Construction firms to pay $13.9 million in back pay and wages

The U.S. government has ordered four China-based construction contractors behind IPI’s new casino resort on Garapan to pay a collective $13.9 million in back wages and damages to employees who came from China to work on the casino’s construction site.

According to a press release from the U.S. Department of Labor, investigators with the department’s Wage and Hour Division determined that the foreign-based construction contractors paid their workforce less than the minimum wage and overtime pay required by the Fair Labor Standards Act or FLSA.

The contractors also employed workers from China as “tourists” under a tourist waiver program offered by the CNMI. These workers conducted work on site without proper work visas.

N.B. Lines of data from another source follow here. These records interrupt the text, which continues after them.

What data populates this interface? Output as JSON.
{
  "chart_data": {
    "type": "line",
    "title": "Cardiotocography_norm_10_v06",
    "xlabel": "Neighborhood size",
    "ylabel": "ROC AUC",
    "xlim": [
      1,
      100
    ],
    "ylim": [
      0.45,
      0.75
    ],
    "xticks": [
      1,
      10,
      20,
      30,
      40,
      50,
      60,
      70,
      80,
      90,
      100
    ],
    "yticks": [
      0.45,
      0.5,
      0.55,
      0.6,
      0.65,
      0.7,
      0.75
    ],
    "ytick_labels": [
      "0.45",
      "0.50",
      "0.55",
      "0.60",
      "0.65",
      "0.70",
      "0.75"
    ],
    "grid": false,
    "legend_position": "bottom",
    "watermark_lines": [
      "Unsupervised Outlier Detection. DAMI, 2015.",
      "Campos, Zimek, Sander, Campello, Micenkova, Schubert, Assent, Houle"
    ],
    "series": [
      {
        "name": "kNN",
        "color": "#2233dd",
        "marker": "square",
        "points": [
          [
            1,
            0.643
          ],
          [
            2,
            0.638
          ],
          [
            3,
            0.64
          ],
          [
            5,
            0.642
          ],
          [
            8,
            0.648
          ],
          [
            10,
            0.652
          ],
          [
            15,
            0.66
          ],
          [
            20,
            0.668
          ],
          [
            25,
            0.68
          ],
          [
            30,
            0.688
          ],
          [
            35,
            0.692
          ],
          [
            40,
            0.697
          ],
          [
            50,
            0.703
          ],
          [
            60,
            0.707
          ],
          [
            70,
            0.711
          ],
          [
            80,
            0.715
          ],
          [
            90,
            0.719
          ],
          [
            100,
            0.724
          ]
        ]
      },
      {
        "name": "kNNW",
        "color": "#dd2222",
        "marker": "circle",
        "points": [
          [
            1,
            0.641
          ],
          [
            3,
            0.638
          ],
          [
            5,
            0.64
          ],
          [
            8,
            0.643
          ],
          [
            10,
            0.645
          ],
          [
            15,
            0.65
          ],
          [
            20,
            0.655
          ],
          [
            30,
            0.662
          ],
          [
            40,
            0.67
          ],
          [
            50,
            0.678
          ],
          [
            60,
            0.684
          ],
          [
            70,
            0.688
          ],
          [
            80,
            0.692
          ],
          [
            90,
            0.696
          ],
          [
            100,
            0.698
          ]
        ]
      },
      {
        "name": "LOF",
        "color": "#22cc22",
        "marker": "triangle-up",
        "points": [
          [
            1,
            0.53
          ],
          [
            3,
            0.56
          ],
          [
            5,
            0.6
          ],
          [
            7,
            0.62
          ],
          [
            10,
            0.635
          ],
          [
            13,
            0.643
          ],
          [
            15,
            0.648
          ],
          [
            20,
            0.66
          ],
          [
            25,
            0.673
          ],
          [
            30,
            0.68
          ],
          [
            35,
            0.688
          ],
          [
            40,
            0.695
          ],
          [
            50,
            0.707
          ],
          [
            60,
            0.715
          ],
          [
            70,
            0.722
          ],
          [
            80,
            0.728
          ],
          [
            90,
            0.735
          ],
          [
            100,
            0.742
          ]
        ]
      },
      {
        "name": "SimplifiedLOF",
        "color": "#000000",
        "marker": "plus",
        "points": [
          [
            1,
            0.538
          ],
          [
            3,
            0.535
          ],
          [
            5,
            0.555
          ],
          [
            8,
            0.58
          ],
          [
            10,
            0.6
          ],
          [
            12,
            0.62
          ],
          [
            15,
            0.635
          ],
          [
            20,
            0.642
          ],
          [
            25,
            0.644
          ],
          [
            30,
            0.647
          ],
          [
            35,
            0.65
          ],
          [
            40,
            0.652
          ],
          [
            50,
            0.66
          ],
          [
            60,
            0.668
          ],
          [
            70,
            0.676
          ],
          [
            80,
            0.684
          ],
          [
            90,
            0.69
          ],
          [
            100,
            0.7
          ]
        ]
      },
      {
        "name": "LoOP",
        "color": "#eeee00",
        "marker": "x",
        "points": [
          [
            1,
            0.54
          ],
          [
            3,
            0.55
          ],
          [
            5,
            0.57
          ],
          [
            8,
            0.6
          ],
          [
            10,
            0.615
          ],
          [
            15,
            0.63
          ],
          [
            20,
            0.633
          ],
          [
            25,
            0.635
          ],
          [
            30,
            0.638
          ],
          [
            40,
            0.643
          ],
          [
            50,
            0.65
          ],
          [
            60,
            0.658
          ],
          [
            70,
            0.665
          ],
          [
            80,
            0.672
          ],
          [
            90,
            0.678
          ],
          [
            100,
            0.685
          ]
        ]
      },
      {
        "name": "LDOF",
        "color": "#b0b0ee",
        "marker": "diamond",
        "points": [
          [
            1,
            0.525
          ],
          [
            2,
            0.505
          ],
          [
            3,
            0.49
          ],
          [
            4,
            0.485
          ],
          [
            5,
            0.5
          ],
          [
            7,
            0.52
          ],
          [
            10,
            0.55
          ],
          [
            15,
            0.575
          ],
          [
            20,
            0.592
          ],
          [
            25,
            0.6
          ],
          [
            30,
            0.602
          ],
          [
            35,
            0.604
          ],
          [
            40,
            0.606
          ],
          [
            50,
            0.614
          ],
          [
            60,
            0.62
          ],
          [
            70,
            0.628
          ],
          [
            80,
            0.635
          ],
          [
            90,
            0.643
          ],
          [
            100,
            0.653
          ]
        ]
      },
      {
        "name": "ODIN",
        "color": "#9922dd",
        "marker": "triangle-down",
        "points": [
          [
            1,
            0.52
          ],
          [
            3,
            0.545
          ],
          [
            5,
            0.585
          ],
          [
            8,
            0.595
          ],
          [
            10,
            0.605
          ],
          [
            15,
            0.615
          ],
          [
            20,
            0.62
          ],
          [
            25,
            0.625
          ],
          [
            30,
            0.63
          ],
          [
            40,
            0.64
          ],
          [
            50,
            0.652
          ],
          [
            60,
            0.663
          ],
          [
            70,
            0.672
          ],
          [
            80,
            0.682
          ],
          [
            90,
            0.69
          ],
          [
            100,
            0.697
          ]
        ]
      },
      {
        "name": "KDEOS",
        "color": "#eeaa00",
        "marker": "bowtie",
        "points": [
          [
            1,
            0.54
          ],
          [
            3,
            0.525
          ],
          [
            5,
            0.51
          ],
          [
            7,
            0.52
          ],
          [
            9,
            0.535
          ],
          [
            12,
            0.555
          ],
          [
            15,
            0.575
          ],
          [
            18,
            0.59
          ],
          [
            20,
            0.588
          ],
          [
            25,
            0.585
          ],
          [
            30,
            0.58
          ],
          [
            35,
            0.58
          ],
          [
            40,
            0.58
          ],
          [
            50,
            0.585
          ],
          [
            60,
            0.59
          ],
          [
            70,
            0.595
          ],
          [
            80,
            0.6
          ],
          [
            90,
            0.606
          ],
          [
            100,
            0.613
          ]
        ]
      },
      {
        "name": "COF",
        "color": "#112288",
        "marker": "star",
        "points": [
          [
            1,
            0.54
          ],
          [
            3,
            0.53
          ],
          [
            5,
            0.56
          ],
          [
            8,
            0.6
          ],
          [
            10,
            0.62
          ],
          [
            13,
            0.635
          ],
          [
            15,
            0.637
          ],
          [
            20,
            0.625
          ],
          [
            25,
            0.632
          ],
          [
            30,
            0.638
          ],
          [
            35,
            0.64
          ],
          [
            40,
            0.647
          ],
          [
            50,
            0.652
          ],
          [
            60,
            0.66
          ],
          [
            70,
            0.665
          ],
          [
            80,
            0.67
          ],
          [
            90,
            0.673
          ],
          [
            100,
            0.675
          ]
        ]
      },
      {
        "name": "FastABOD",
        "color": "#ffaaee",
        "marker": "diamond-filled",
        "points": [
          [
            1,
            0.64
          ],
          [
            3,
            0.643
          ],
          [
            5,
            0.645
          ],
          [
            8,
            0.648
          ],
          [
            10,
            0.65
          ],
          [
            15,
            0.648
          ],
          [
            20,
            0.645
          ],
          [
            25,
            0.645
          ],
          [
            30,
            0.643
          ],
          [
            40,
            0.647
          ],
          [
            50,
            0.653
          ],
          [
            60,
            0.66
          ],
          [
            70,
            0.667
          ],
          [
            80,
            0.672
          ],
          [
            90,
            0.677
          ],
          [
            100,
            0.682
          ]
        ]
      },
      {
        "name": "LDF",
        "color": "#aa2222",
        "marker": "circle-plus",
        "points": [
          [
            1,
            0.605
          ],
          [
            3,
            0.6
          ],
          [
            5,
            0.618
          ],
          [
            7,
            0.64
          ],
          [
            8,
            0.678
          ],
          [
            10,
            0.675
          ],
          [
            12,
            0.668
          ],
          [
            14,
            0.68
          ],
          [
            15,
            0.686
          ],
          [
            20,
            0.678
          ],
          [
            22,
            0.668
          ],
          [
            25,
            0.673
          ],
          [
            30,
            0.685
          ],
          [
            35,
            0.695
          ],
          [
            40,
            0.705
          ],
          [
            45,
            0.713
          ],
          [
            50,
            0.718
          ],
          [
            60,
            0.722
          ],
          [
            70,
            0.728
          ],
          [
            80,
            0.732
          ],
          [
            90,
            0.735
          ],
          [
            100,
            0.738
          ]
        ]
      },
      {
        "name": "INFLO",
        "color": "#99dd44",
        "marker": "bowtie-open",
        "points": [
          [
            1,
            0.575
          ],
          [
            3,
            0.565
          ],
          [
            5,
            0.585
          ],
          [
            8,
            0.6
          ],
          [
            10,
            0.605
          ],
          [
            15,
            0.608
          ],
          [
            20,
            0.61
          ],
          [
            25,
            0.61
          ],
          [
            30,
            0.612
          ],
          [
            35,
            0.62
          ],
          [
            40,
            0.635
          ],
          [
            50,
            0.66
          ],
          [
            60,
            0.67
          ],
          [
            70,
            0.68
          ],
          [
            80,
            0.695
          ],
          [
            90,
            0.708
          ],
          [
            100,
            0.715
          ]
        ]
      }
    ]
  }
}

The China-based construction companies, including MCC International Saipan Ltd. Co., Beilida New Materials System Engineering Co. Ltd., Gold Mantis Construction Decoration, and Sino Great Wall International Engineering Co. LLC have been asked to pay $13,972,425 in back wages and liquidated damages to more than 2,400 employees.

Investigators found that in addition to being paid in violation of the minimum wage and overtime requirements, these workers also incurred debt of $6,000 or more when they were required to pay their own airfare and recruitment fees prior to their employment on Saipan.

“These settlements ensure that thousands of workers will receive the wages they legally earned, while simultaneously sending a strong, clear message to other employers,” said Wage and Hour Acting Administrator Bryan Jarrett.

“Employers who evade the law in an attempt to reduce expenses must not gain a competitive advantage over those who play by the rules. Regardless of where work is performed in the U.S. or its territories, we will continue to enforce the law and level the playing field.”

“As the Department of Labor works to prevent visa fraud and abuse, this case represents an example of the Department’s strong commitment to protecting the American workforce by enforcing the law,” said U.S. Secretary of Labor Alexander Acosta.